Now that we have a Jewish state, it turns out that Jews too can be the problem. In Israel, as well, right-wing religion allied to power is a scourge. Revanchist Catholics in France; militant white Protestantism in America; ultra-Orthodox fanatics in Israel: they all advocate a regime of religious fundamentalism, at the expense of personal freedom.
The problem is endemic to modern democracies, which arose in place of monarchies allied to state religions; and took pains, therefore, to prevent the return of both. Liberal religion, which accepts separation of church and state as a positive good, is content to operate by moral suasion. Conservative religion, which never accepted separation of church and state in the first place, and which feels wrongfully disempowered as a result, allies with demagogues who will reinstitute religious control of ordinary people’s lives. With Rabbi Gilad Kariv’s election to the Knesset, Israeli Reform Judaism has entered the power game. Whether American liberal religion can succeed at that is questionable, and I am not sure I even advocate it.
But moral suasion can itself be leveraged, and the current moment demands that we leverage it with every ounce of our being. Religion itself is not the enemy; reactionary fundamentalism in league with revanchist nostalgia is. And illiberal liberalism doesn’t help us any.

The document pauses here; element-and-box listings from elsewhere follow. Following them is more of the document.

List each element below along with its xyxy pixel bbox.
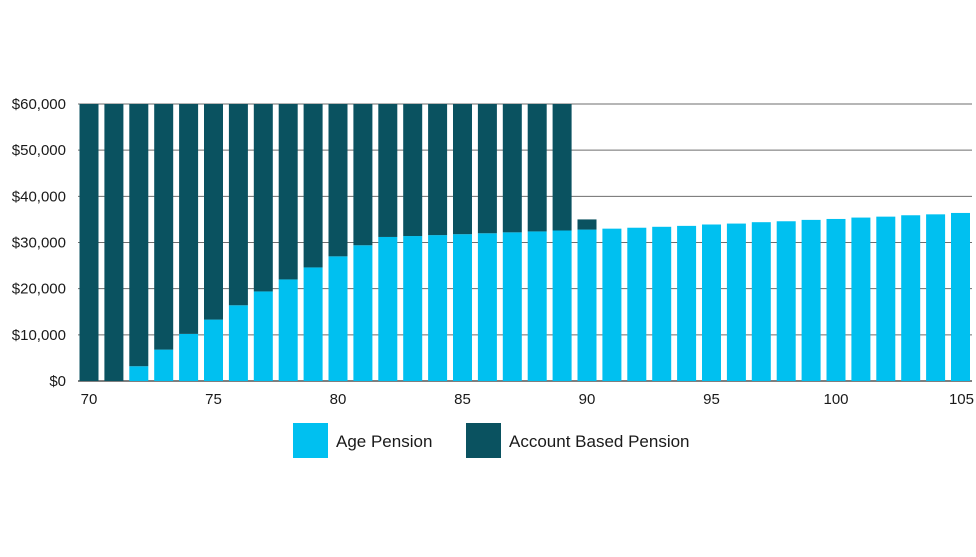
x-axis-ticks: 70 75 80 85 90 95 100 105 (81, 391, 974, 408)
bar-age-pension (627, 227, 647, 381)
y-axis-ticks: $0 $10,000 $20,000 $30,000 $40,000 $50,000 $60… (12, 96, 66, 390)
bar-age-pension (502, 232, 522, 381)
bar-age-pension (677, 225, 697, 381)
legend-swatch-account-based-pension (466, 423, 501, 458)
bar-age-pension (353, 245, 373, 381)
x-tick-label: 105 (949, 391, 974, 408)
bar-account-based-pension (204, 104, 223, 320)
bar-age-pension (801, 219, 821, 381)
bar-account-based-pension (378, 104, 398, 237)
bar-age-pension (453, 234, 472, 381)
bar-account-based-pension (253, 104, 273, 292)
bar-account-based-pension (129, 104, 149, 367)
bar-account-based-pension (527, 104, 547, 232)
bar-age-pension (851, 217, 871, 381)
x-tick-label: 90 (579, 391, 596, 408)
bar-age-pension (951, 212, 970, 381)
bar-account-based-pension (453, 104, 472, 235)
bar-account-based-pension (104, 104, 124, 381)
x-tick-label: 75 (205, 391, 222, 408)
bar-age-pension (577, 229, 597, 381)
x-tick-label: 80 (330, 391, 347, 408)
bar-age-pension (278, 279, 298, 381)
bar-account-based-pension (577, 219, 597, 230)
bar-age-pension (228, 305, 248, 381)
bar-account-based-pension (278, 104, 298, 280)
bar-account-based-pension (79, 104, 99, 381)
y-tick-label: $0 (49, 373, 66, 390)
bar-age-pension (926, 214, 946, 381)
x-tick-label: 85 (454, 391, 471, 408)
legend-label-account-based-pension: Account Based Pension (509, 432, 690, 451)
bar-account-based-pension (477, 104, 497, 234)
bar-account-based-pension (552, 104, 572, 231)
gridlines (78, 103, 972, 382)
bar-account-based-pension (502, 104, 522, 233)
y-tick-label: $10,000 (12, 327, 66, 344)
bar-age-pension (826, 218, 846, 381)
bar-age-pension (328, 256, 348, 381)
bar-age-pension (129, 366, 149, 381)
y-tick-label: $20,000 (12, 281, 66, 298)
bar-age-pension (204, 319, 223, 381)
y-tick-label: $40,000 (12, 188, 66, 205)
legend-label-age-pension: Age Pension (336, 432, 432, 451)
bar-age-pension (751, 222, 771, 381)
bar-account-based-pension (328, 104, 348, 257)
bar-account-based-pension (154, 104, 174, 350)
legend: Age Pension Account Based Pension (293, 423, 690, 458)
y-tick-label: $60,000 (12, 96, 66, 113)
bar-age-pension (303, 267, 323, 381)
bar-age-pension (527, 231, 547, 381)
bar-age-pension (477, 233, 497, 381)
bar-age-pension (154, 349, 174, 381)
bar-age-pension (726, 223, 746, 381)
bar-age-pension (403, 236, 423, 381)
bar-age-pension (602, 228, 622, 381)
y-tick-label: $30,000 (12, 235, 66, 252)
bar-age-pension (552, 230, 572, 381)
bar-account-based-pension (353, 104, 373, 246)
x-tick-label: 70 (81, 391, 98, 408)
bars-group (79, 104, 970, 381)
bar-age-pension (652, 226, 672, 381)
bar-age-pension (702, 224, 721, 381)
bar-age-pension (901, 215, 921, 381)
bar-account-based-pension (179, 104, 199, 334)
bar-age-pension (876, 216, 896, 381)
bar-age-pension (179, 333, 199, 381)
bar-age-pension (253, 291, 273, 381)
bar-account-based-pension (228, 104, 248, 306)
y-tick-label: $50,000 (12, 142, 66, 159)
bar-account-based-pension (428, 104, 448, 236)
x-tick-label: 95 (703, 391, 720, 408)
bar-account-based-pension (403, 104, 423, 237)
x-tick-label: 100 (823, 391, 848, 408)
bar-age-pension (428, 235, 448, 381)
bar-age-pension (776, 221, 796, 381)
bar-account-based-pension (303, 104, 323, 268)
bar-age-pension (378, 236, 398, 381)
legend-swatch-age-pension (293, 423, 328, 458)
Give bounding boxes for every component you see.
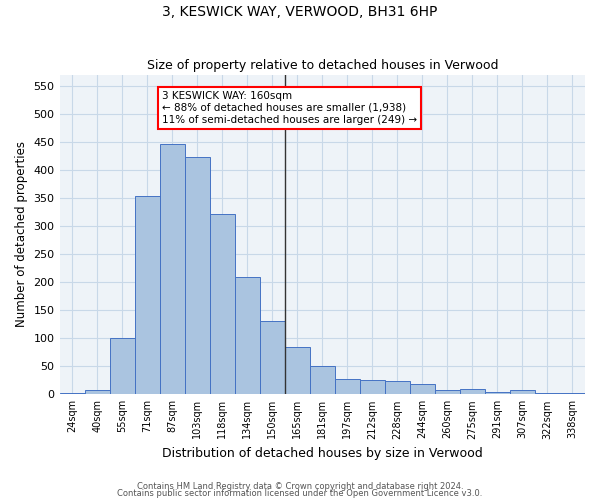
Bar xyxy=(310,366,335,394)
Bar xyxy=(185,157,209,394)
Bar xyxy=(209,214,235,394)
Bar xyxy=(134,196,160,394)
Bar xyxy=(560,393,585,394)
Bar xyxy=(260,322,285,394)
Bar xyxy=(360,380,385,394)
Bar xyxy=(235,276,260,394)
Text: 3 KESWICK WAY: 160sqm
← 88% of detached houses are smaller (1,938)
11% of semi-d: 3 KESWICK WAY: 160sqm ← 88% of detached … xyxy=(162,92,417,124)
Bar xyxy=(510,390,535,394)
Bar xyxy=(485,392,510,394)
Bar xyxy=(385,382,410,394)
Bar xyxy=(460,388,485,394)
Bar xyxy=(435,390,460,394)
Text: Contains HM Land Registry data © Crown copyright and database right 2024.: Contains HM Land Registry data © Crown c… xyxy=(137,482,463,491)
X-axis label: Distribution of detached houses by size in Verwood: Distribution of detached houses by size … xyxy=(162,447,482,460)
Text: 3, KESWICK WAY, VERWOOD, BH31 6HP: 3, KESWICK WAY, VERWOOD, BH31 6HP xyxy=(163,5,437,19)
Bar xyxy=(59,392,85,394)
Title: Size of property relative to detached houses in Verwood: Size of property relative to detached ho… xyxy=(146,59,498,72)
Bar xyxy=(535,392,560,394)
Bar xyxy=(410,384,435,394)
Bar xyxy=(85,390,110,394)
Bar xyxy=(335,378,360,394)
Y-axis label: Number of detached properties: Number of detached properties xyxy=(15,142,28,328)
Text: Contains public sector information licensed under the Open Government Licence v3: Contains public sector information licen… xyxy=(118,489,482,498)
Bar xyxy=(160,144,185,394)
Bar xyxy=(110,338,134,394)
Bar xyxy=(285,346,310,395)
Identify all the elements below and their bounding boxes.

This Passover, we should recognize the need for our own religious alternative to have a say; we can no longer abandon the public square to the other side. We should commit as well to financing organizations that do the political influencing that we cannot manage, individually. And we should double down in support of congressional candidates who will fight for us. The alternative, waiting in the wings, is a twenty-first century theocracy, with Dreyfus-like victims – Jews and non-Jews — and with enclaves of suffering all over America that look increasingly like Devil’s Island revisited.